FEBC team distributed essential items to isolated villagers during COVID. (Faces blurred for security reasons.)

On top of these, one radio programmer for the Kim Mun people group bought 200 radios and 200 SD cards out of his pocket to distribute to his people. Like the woman who gave with reckless abandonment when she poured out the entire jar of costly perfume to anoint Jesus, the Kim Mun programmer gave extravagantly to sow the seeds of eternity. 

 


Most of the Kim Mun people are found in China. The rest in Southeast Asia are found in Laos and Vietnam. Ancestral worship is common; with the belief that the eldest son can help buy the deceased a way into different levels of heaven. Kim Mun’s version of hell is a thick, dark forest with no villages or clearings. Scripture is not yet available in the Kim Mun language, but FEBC has been sharing the gospel in the Kim Mun language through radio!
 

House visits and Bible study. Here, a Kim Mun household receives Jesus!

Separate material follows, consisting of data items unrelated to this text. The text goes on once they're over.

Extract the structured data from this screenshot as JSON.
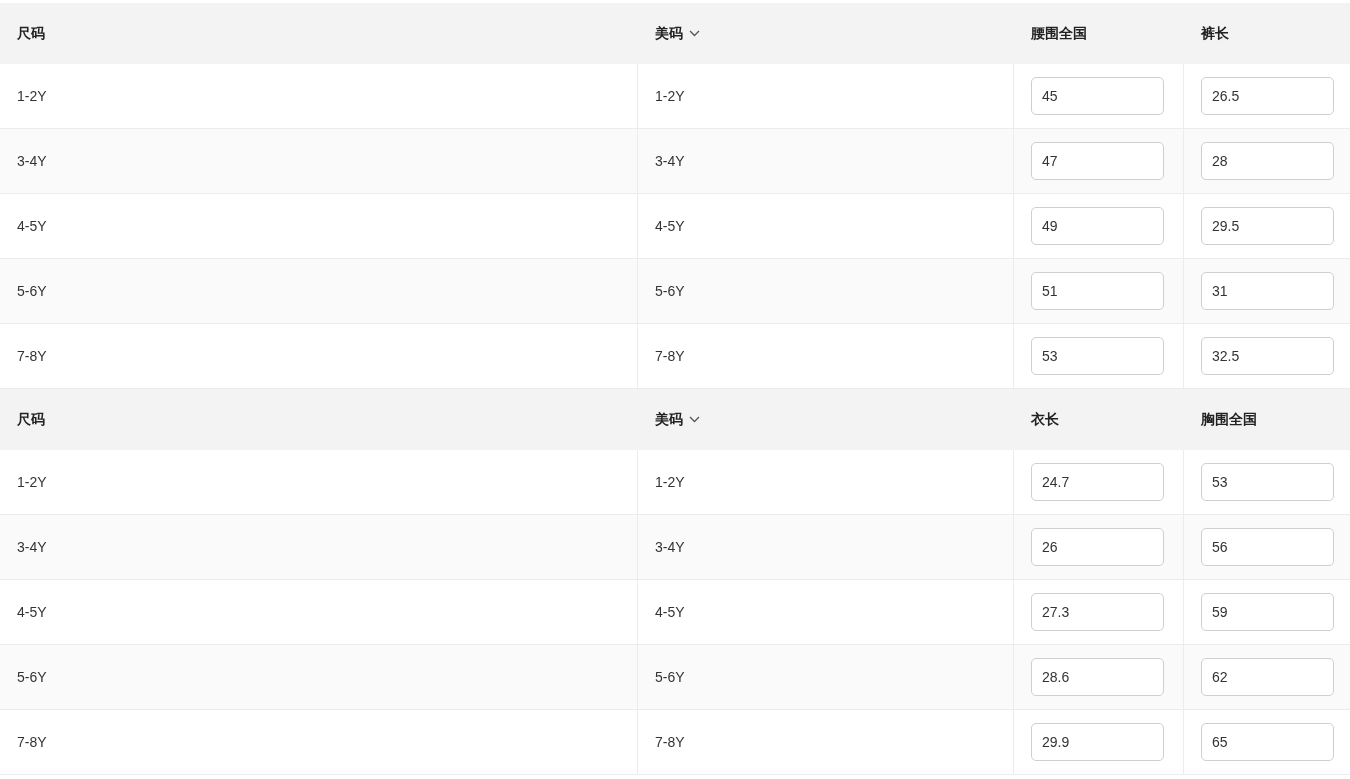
{
  "tables": [
    {
      "columns": [
        {
          "label": "尺码",
          "kind": "plain"
        },
        {
          "label": "美码",
          "kind": "dropdown"
        },
        {
          "label": "腰围全国",
          "kind": "input"
        },
        {
          "label": "裤长",
          "kind": "input"
        }
      ],
      "rows": [
        {
          "cells": [
            "1-2Y",
            "1-2Y",
            "45",
            "26.5"
          ]
        },
        {
          "cells": [
            "3-4Y",
            "3-4Y",
            "47",
            "28"
          ]
        },
        {
          "cells": [
            "4-5Y",
            "4-5Y",
            "49",
            "29.5"
          ]
        },
        {
          "cells": [
            "5-6Y",
            "5-6Y",
            "51",
            "31"
          ]
        },
        {
          "cells": [
            "7-8Y",
            "7-8Y",
            "53",
            "32.5"
          ]
        }
      ]
    },
    {
      "columns": [
        {
          "label": "尺码",
          "kind": "plain"
        },
        {
          "label": "美码",
          "kind": "dropdown"
        },
        {
          "label": "衣长",
          "kind": "input"
        },
        {
          "label": "胸围全国",
          "kind": "input"
        }
      ],
      "rows": [
        {
          "cells": [
            "1-2Y",
            "1-2Y",
            "24.7",
            "53"
          ]
        },
        {
          "cells": [
            "3-4Y",
            "3-4Y",
            "26",
            "56"
          ]
        },
        {
          "cells": [
            "4-5Y",
            "4-5Y",
            "27.3",
            "59"
          ]
        },
        {
          "cells": [
            "5-6Y",
            "5-6Y",
            "28.6",
            "62"
          ]
        },
        {
          "cells": [
            "7-8Y",
            "7-8Y",
            "29.9",
            "65"
          ]
        }
      ]
    }
  ]
}
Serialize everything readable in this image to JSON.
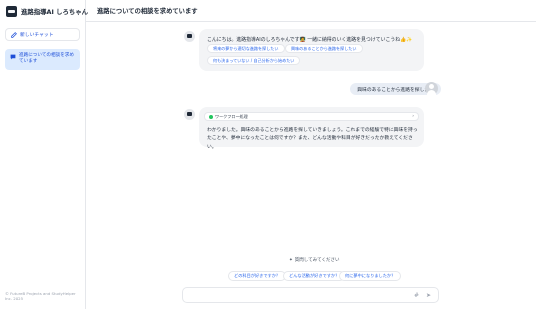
{
  "app": {
    "title": "進路指導AI しろちゃん"
  },
  "sidebar": {
    "new_chat_label": "新しいチャット",
    "conversations": [
      {
        "label": "進路についての相談を求めています"
      }
    ],
    "footer_line1": "© FutureB Projects and StudyHelper",
    "footer_line2": "Inc. 2025"
  },
  "header": {
    "title": "進路についての相談を求めています"
  },
  "messages": {
    "greeting": "こんにちは。進路指導AIのしろちゃんです🧑‍🏫 一緒に納得のいく進路を見つけていこうね👍✨",
    "chips": [
      "将来の夢から適切な進路を探したい",
      "興味のあることから進路を探したい",
      "何も決まっていない / 自己分析から始めたい"
    ],
    "user_text": "興味のあることから進路を探したい",
    "workflow_label": "ワークフロー処理",
    "reply": "わかりました。興味のあることから進路を探していきましょう。これまでの経験で特に興味を持ったことや、夢中になったことは何ですか？また、どんな活動や科目が好きだったか教えてください。"
  },
  "suggestions": {
    "title": "質問してみてください",
    "items": [
      "どの科目が好きですか？",
      "どんな活動が好きですか？",
      "何に夢中になりましたか？"
    ]
  },
  "input": {
    "placeholder": ""
  },
  "icons": {
    "new_chat": "edit-icon",
    "conversation": "chat-bubble-icon",
    "workflow": "check-circle-icon",
    "suggestion": "sparkle-icon",
    "attach": "hash-icon",
    "send": "send-icon"
  },
  "colors": {
    "accent": "#2563eb",
    "selected_bg": "#dbeafe",
    "bubble_bg": "#f3f4f6"
  }
}
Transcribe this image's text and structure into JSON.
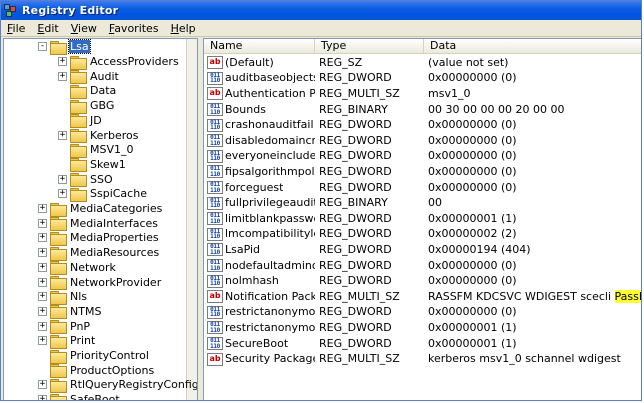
{
  "window": {
    "title": "Registry Editor"
  },
  "menu": [
    {
      "accel": "F",
      "rest": "ile"
    },
    {
      "accel": "E",
      "rest": "dit"
    },
    {
      "accel": "V",
      "rest": "iew"
    },
    {
      "accel": "",
      "rest": "Favorites",
      "pre": "F",
      "ul_index": 0
    },
    {
      "accel": "H",
      "rest": "elp"
    }
  ],
  "tree": {
    "items": [
      {
        "label": "Lsa",
        "indent": 1,
        "expander": "-",
        "selected": true
      },
      {
        "label": "AccessProviders",
        "indent": 2,
        "expander": "+"
      },
      {
        "label": "Audit",
        "indent": 2,
        "expander": "+"
      },
      {
        "label": "Data",
        "indent": 2,
        "expander": ""
      },
      {
        "label": "GBG",
        "indent": 2,
        "expander": ""
      },
      {
        "label": "JD",
        "indent": 2,
        "expander": ""
      },
      {
        "label": "Kerberos",
        "indent": 2,
        "expander": "+"
      },
      {
        "label": "MSV1_0",
        "indent": 2,
        "expander": ""
      },
      {
        "label": "Skew1",
        "indent": 2,
        "expander": ""
      },
      {
        "label": "SSO",
        "indent": 2,
        "expander": "+"
      },
      {
        "label": "SspiCache",
        "indent": 2,
        "expander": "+"
      },
      {
        "label": "MediaCategories",
        "indent": 1,
        "expander": "+"
      },
      {
        "label": "MediaInterfaces",
        "indent": 1,
        "expander": "+"
      },
      {
        "label": "MediaProperties",
        "indent": 1,
        "expander": "+"
      },
      {
        "label": "MediaResources",
        "indent": 1,
        "expander": "+"
      },
      {
        "label": "Network",
        "indent": 1,
        "expander": "+"
      },
      {
        "label": "NetworkProvider",
        "indent": 1,
        "expander": "+"
      },
      {
        "label": "Nls",
        "indent": 1,
        "expander": "+"
      },
      {
        "label": "NTMS",
        "indent": 1,
        "expander": "+"
      },
      {
        "label": "PnP",
        "indent": 1,
        "expander": "+"
      },
      {
        "label": "Print",
        "indent": 1,
        "expander": "+"
      },
      {
        "label": "PriorityControl",
        "indent": 1,
        "expander": ""
      },
      {
        "label": "ProductOptions",
        "indent": 1,
        "expander": ""
      },
      {
        "label": "RtlQueryRegistryConfig",
        "indent": 1,
        "expander": "+"
      },
      {
        "label": "SafeBoot",
        "indent": 1,
        "expander": "+"
      }
    ]
  },
  "list": {
    "columns": {
      "name": "Name",
      "type": "Type",
      "data": "Data"
    },
    "rows": [
      {
        "icon": "ab",
        "name": "(Default)",
        "type": "REG_SZ",
        "data": "(value not set)"
      },
      {
        "icon": "bin",
        "name": "auditbaseobjects",
        "type": "REG_DWORD",
        "data": "0x00000000 (0)"
      },
      {
        "icon": "ab",
        "name": "Authentication P...",
        "type": "REG_MULTI_SZ",
        "data": "msv1_0"
      },
      {
        "icon": "bin",
        "name": "Bounds",
        "type": "REG_BINARY",
        "data": "00 30 00 00 00 20 00 00"
      },
      {
        "icon": "bin",
        "name": "crashonauditfail",
        "type": "REG_DWORD",
        "data": "0x00000000 (0)"
      },
      {
        "icon": "bin",
        "name": "disabledomaincreds",
        "type": "REG_DWORD",
        "data": "0x00000000 (0)"
      },
      {
        "icon": "bin",
        "name": "everyoneincludes...",
        "type": "REG_DWORD",
        "data": "0x00000000 (0)"
      },
      {
        "icon": "bin",
        "name": "fipsalgorithmpolicy",
        "type": "REG_DWORD",
        "data": "0x00000000 (0)"
      },
      {
        "icon": "bin",
        "name": "forceguest",
        "type": "REG_DWORD",
        "data": "0x00000000 (0)"
      },
      {
        "icon": "bin",
        "name": "fullprivilegeauditing",
        "type": "REG_BINARY",
        "data": "00"
      },
      {
        "icon": "bin",
        "name": "limitblankpasswor...",
        "type": "REG_DWORD",
        "data": "0x00000001 (1)"
      },
      {
        "icon": "bin",
        "name": "lmcompatibilitylevel",
        "type": "REG_DWORD",
        "data": "0x00000002 (2)"
      },
      {
        "icon": "bin",
        "name": "LsaPid",
        "type": "REG_DWORD",
        "data": "0x00000194 (404)"
      },
      {
        "icon": "bin",
        "name": "nodefaultadmino...",
        "type": "REG_DWORD",
        "data": "0x00000000 (0)"
      },
      {
        "icon": "bin",
        "name": "nolmhash",
        "type": "REG_DWORD",
        "data": "0x00000000 (0)"
      },
      {
        "icon": "ab",
        "name": "Notification Pack...",
        "type": "REG_MULTI_SZ",
        "data": "RASSFM KDCSVC WDIGEST scecli",
        "data_highlight": "PassDump"
      },
      {
        "icon": "bin",
        "name": "restrictanonymous",
        "type": "REG_DWORD",
        "data": "0x00000000 (0)"
      },
      {
        "icon": "bin",
        "name": "restrictanonymous...",
        "type": "REG_DWORD",
        "data": "0x00000001 (1)"
      },
      {
        "icon": "bin",
        "name": "SecureBoot",
        "type": "REG_DWORD",
        "data": "0x00000001 (1)"
      },
      {
        "icon": "ab",
        "name": "Security Packages",
        "type": "REG_MULTI_SZ",
        "data": "kerberos msv1_0 schannel wdigest"
      }
    ]
  },
  "icons": {
    "string_glyph": "ab",
    "binary_glyph": "011\n110"
  },
  "colors": {
    "title_blue": "#0054e3",
    "selection": "#316ac5",
    "highlight": "#ffff33",
    "string_icon": "#c00000",
    "binary_icon": "#1040a8"
  }
}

Why shortwave radios and SD cards? Most of the 350 ethnic people groups in Southeast Asia live in remote mountainous villages that are often underdeveloped. There is no running water, no internet, and villagers rely on solar power.  

Radio that receives shortwave transmissions.

Shortwave frequencies do not travel straight and so can travel much longer distances and cover a wider area. Shortwave radios or radios with loaded SD cards are the only ways the villagers can hear God’s Word. 

And God’s Word in their heart languages, brought to them by someone from their tribe or who knows their language sends a clear, but rare message: they matter, they are significant, they are loved. It’s a far cry from what most would have known their whole lives, marginalised by the dominant culture.  

That love is transforming lives for eternity. Many have received Jesus and been baptised, forever freed from the fear of spirits they used to cower under. Sometimes, even entire villages have come to Christ. 

Water baptism for the Kim Mun people group.


The boots that carry the Good News may be muddy, the feet may be aching, but they are beautiful.